Von Ru(h)m und Liebe

"Aber wir, wir leben in der Nacht. Sie zahlen für das, was uns gehört. Und wenn sie in unseren Sandkasten kommen, verdienen wir an jedem einzelnen Sandkorn." In der Welt des Gangsters - oder sollte man besser Gesetzlosen sagen - Joseph "Joe" Coughlin zählt nur der Profit und dafür geht er auch über Leichen. Aber bald könnte es auch seine sein, denn zu Beginn des atemberaubenden Gangsterepos von Dennis Lehane steckt Joe in Zementstiefeln und seine alten Feinde, Albert White und Maso Pescatore stecken ihn (bald) in den Sack. Mit White verbindet ihn seine Liebe zu Emma Gould, die er bei einem "Casino-Job" kennengelernt hat: sie reichte ihm die Chips rüber, während er mit ihr flirtete. Nur dumm, dass es kein einfaches Casino war, sondern das von Albert White, mit dem Emma eine Liaison hat. Das einzige, was Joe noch aus seiner brenzligen Situation retten kann, ist: sein Vater. Der ist nämlich Polizeichef von Boston und gibt weder auf seinen Sohn noch auf die anderen Gangster besonders viel.
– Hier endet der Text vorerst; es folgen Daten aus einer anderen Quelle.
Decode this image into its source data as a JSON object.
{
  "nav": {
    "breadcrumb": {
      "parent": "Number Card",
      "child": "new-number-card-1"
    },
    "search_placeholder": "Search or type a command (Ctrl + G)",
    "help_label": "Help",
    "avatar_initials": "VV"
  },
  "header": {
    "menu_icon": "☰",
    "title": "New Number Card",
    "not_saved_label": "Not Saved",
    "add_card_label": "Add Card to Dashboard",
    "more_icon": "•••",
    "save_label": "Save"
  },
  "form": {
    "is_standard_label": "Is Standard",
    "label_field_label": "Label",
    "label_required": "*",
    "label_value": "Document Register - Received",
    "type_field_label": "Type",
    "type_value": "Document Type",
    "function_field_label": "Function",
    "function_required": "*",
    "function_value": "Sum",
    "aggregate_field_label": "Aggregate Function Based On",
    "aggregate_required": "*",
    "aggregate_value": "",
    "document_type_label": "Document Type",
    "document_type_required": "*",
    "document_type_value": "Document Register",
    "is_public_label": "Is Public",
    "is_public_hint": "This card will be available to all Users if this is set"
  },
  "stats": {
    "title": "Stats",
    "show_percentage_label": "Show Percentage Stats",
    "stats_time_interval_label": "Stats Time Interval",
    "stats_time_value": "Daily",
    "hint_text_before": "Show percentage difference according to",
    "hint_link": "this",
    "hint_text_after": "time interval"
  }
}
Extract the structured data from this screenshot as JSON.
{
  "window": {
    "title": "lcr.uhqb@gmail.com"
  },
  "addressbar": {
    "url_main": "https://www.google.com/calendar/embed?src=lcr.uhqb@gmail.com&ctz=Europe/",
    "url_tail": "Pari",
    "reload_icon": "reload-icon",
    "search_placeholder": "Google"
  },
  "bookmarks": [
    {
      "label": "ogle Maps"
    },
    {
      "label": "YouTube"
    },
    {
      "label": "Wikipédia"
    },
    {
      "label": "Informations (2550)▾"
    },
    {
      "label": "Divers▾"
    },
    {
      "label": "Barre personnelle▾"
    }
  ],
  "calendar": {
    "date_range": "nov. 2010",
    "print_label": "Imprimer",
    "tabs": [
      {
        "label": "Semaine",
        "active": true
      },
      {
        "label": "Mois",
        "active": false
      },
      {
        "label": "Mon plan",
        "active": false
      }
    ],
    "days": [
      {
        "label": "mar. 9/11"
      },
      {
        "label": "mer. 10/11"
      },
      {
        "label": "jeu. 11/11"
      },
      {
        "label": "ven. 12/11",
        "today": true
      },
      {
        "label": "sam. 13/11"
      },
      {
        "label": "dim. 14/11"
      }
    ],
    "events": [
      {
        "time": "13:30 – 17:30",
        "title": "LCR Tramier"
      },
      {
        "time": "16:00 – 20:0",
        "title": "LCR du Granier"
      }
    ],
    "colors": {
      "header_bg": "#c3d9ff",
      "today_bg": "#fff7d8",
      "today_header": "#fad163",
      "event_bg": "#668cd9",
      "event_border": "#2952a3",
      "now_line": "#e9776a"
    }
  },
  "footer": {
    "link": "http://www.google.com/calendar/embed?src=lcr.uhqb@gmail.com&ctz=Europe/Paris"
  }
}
Prohibition und Alligatoren

Durch die Prohibition spült es Joseph "Joe" Coughlin nach oben und trotz des Verlustes seiner großen Liebe schafft er es nach seinem Gefängnisaufenthalt wieder Fuß zu Fassen, ausgerechnet in Tampa, Florida, wo nicht nur Alligatoren einem nach den Beinen schnappen. Die sprichwörtliche "Universität der Ganoven", das Gefängnis, hat ihn mit den Leuten vertraut gemacht, die er für seinen Aufstieg braucht. Aber anders als die anderen Gangster hat Joe ein Gewissen, denn er sieht sich als Gesetzloser, der in der Nacht ("Live by Night") lebt und sich seine eigenen Gesetze macht. So lernt er auch Graciela kennen, die mit dem von ihm dreckig verdienten Geld saubere Geschäfte macht. Sie investiert in Krankenhäuser und Kinderheime und hat eine revolutionäre Ader, die bis nach Kuba reicht. Durch die Prohibition in den USA wich die Unterwelt auf die vor der Haustür gelegene Karibikinsel aus, wo ihnen ein williger Diktator Investitionen in das Glücksspiel erleichterte.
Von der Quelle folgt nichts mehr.